Frappe de drone des RSF tue cinq civils à Khartoum selon une ONG
Frappe de drone à Khartoum : cinq civils tués, reprise des violences inquiète
Frappe de drone à Khartoum le 2 mai 2026 : cinq civils tués. Tensions entre forces gouvernementales et RSF ravivent la crise humanitaire et les déplacements.
Une frappe de drone a tué cinq civils à Khartoum le 2 mai 2026, marquant un retour des attaques dans la capitale après plusieurs mois de calme relatif. L’incident, imputé aux Forces de soutien rapide (RSF), survient une semaine après une précédente attaque et s’inscrit dans une série d’opérations qui continuent d’affecter des populations civiles déjà fragilisées par le conflit entamé en avril 2023.
Détails de l’attaque et circonstances immédiates
La frappe a visé une zone résidentielle de Khartoum, provoquant la mort de cinq civils et des dégâts matériels. Des témoins décrivent des décombres et des familles endeuillées. Les autorités locales et des équipes de secours sur place ont procédé à l’évacuation et à la récupération des victimes. Les équipements hospitaliers et les services d’urgence, déjà limités dans plusieurs quartiers, ont été mis sous pression par l’afflux de blessés.
Accusations contre les Forces de soutien rapide
Les autorités humanitaires et des groupes de défense des droits ont accusé les RSF d’être responsables de cette opération. Les allégations portent sur des violations du droit international humanitaire, en particulier le ciblage d’objectifs situés à proximité de zones civiles. Les RSF, qui ont mené par le passé des frappes ciblant des infrastructures militaires et civiles, n’ont pas communiqué publiquement de justification pour cette attaque au moment des premiers bilans.
Contexte militaire et retour des hostilités à Khartoum
Khartoum avait connu une accalmie relative après la reprise de contrôle par les forces gouvernementales l’année précédente. L’armée avait lancé une contre-offensive qui avait poussé des éléments paramilitaires hors de certains secteurs de la capitale, conduisant les autorités à qualifier la zone de «libre» de présence paramilitaire. Malgré cela, les RSF ont maintenu des capacités de projection de force, notamment par l’utilisation de drones, et ont recentré leurs opérations sur le Darfour et les régions voisines pour étendre leur influence.
Bilan humain et impact humanitaire
La frappe s’ajoute à un lourd bilan des frappes de drones signalées depuis le début de l’année. Près de 700 civils auraient péri dans de telles attaques au cours des trois premiers mois de l’année, selon estimations internationales. Le conflit a provoqué le déplacement d’environ 14 millions de personnes depuis avril 2023 et laissé une grande part de la population dans le besoin d’aide urgente. Si des retours de populations déplacées vers Khartoum ont été enregistrés récemment — plus d’un million et demi selon des évaluations — de larges zones demeurent privées d’électricité et de services de base.

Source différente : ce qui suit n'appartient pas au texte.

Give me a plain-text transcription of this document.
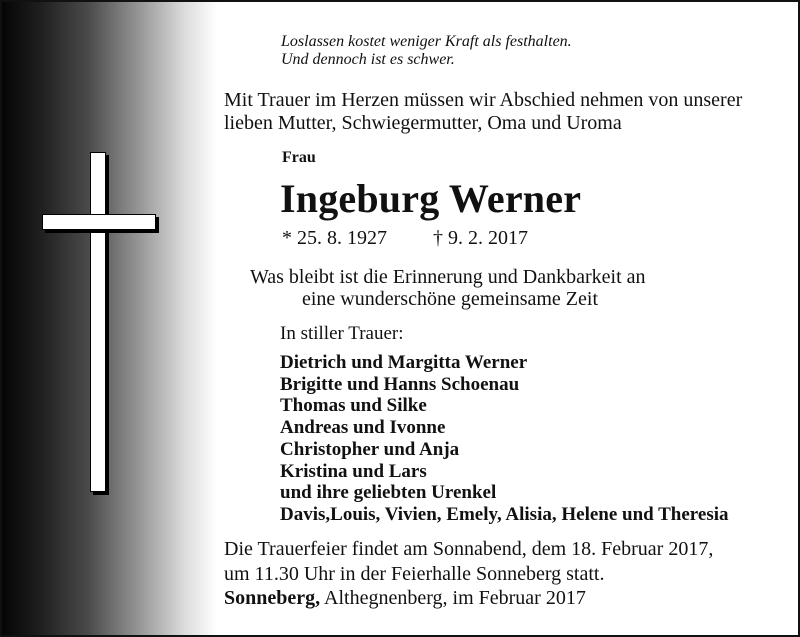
Loslassen kostet weniger Kraft als festhalten.
Und dennoch ist es schwer.
Mit Trauer im Herzen müssen wir Abschied nehmen von unserer
lieben Mutter, Schwiegermutter, Oma und Uroma
Frau
Ingeburg Werner
* 25. 8. 1927 † 9. 2. 2017
Was bleibt ist die Erinnerung und Dankbarkeit an
eine wunderschöne gemeinsame Zeit
In stiller Trauer:
Dietrich und Margitta Werner
Brigitte und Hanns Schoenau
Thomas und Silke
Andreas und Ivonne
Christopher und Anja
Kristina und Lars
und ihre geliebten Urenkel
Davis,Louis, Vivien, Emely, Alisia, Helene und Theresia
Die Trauerfeier findet am Sonnabend, dem 18. Februar 2017,
um 11.30 Uhr in der Feierhalle Sonneberg statt.
Sonneberg, Althegnenberg, im Februar 2017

Attaques contre infrastructures et services
Outre les pertes humaines, les frappes de drones ont visé à plusieurs reprises des infrastructures critiques : hôpitaux, centrales électriques et systèmes hydrauliques ont été endommagés, entraînant des coupures d’eau et d’électricité. Mardi dernier, un hôpital situé dans la région de Jebel Awliya, à environ 40 kilomètres au sud du centre de Khartoum, a de nouveau été touché, marquant la première attaque de ce type dans cette zone depuis plusieurs mois. Ces dommages compliquent les opérations humanitaires et aggravent les risques sanitaires pour les civils.
Risque d’escalade et étendue géographique du conflit
La violence s’est progressivement étendue au-delà de Khartoum, notamment dans l’État du Nil Bleu, proche de la frontière éthiopienne, alimentant la crainte d’un conflit fragmenté et durable. Les RSF poursuivent des offensives pour consolider leur contrôle territorial et accéder à des ressources stratégiques, y compris des installations liées à la production pétrolière. La dynamique des affrontements laisse entrevoir un scénario de violences intermittentes avec des pics ponctuels affectant les zones urbaines et rurales.
La reprise des frappes dans la capitale soulève des questions sur la protection des civils et la capacité des acteurs nationaux à prévenir de nouvelles attaques. Les besoins humanitaires restent immenses, tandis que les infrastructures essentielles mettent du temps à se rétablir. La population civile, déjà éprouvée par près de trois ans de conflit, se retrouve une nouvelle fois confrontée à des risques directs pour sa sécurité et à des conditions de vie dégradées dans un contexte d’incertitude prolongée.